O que é Celas de aula?

Este blog tem por objetivo detalhar minha experiência como professora de uma unidade da Fundação Casa em São Paulo (antiga Febem)

quarta-feira, 27 de julho de 2011

E agora José?

Empolgados com a professora nova e testando todos os limites, um dos alunos me pediu pra levar um clipe de rap. Pensando em Rap como os cantados por Gabriel Pensador não achei que fosse problema, até porque algumas letras podem ser usadas como introdução ou conclusão de um tema trabalhado.

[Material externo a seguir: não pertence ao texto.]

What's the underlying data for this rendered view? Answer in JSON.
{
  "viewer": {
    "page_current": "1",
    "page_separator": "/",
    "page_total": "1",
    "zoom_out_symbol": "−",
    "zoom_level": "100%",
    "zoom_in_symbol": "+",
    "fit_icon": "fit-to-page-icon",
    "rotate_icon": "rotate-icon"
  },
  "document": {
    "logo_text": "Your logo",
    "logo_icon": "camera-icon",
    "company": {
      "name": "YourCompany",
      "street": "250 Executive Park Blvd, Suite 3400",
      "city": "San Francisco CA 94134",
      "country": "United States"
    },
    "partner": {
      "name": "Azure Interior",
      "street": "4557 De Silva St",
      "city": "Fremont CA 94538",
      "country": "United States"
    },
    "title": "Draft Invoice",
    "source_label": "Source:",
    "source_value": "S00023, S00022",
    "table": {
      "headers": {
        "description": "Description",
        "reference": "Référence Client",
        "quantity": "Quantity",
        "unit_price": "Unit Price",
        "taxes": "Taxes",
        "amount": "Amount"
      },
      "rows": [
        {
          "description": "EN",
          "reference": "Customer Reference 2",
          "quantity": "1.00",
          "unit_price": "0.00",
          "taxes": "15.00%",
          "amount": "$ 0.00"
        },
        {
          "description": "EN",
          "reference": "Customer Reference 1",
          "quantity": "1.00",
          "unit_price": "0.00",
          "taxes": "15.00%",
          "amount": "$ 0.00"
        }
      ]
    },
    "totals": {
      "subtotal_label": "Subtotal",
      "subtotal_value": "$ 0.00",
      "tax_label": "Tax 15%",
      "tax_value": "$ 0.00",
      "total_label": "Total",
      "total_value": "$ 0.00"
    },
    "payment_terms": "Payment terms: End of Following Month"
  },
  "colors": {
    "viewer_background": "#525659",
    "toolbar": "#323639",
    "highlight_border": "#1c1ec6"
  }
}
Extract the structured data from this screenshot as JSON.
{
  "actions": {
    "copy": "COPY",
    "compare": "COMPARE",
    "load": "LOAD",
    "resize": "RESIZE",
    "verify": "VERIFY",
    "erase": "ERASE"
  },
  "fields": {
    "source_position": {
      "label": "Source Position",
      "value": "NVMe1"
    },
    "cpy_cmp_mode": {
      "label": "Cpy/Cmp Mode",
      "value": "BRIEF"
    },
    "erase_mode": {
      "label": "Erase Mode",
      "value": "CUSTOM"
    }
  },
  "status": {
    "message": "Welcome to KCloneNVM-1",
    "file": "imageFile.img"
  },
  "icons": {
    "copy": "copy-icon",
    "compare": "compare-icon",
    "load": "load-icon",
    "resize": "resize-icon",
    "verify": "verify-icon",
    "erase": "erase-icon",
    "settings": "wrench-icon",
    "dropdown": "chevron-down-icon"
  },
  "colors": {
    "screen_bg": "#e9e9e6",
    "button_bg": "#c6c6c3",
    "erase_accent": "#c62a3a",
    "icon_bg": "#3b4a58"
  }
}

Gostei de ideia e achei que era possível. Já fiquei pensando em qual música escolheria, pensei em levar a letra impressa e propor um dialogo, um espaço de falar e ouvir o outro. Mais que conteúdo de história, vejo a atuação do professor como uma missão de ensinar humanidade, tanto que não sou contratada com professora de História e sim professora de Humanidades.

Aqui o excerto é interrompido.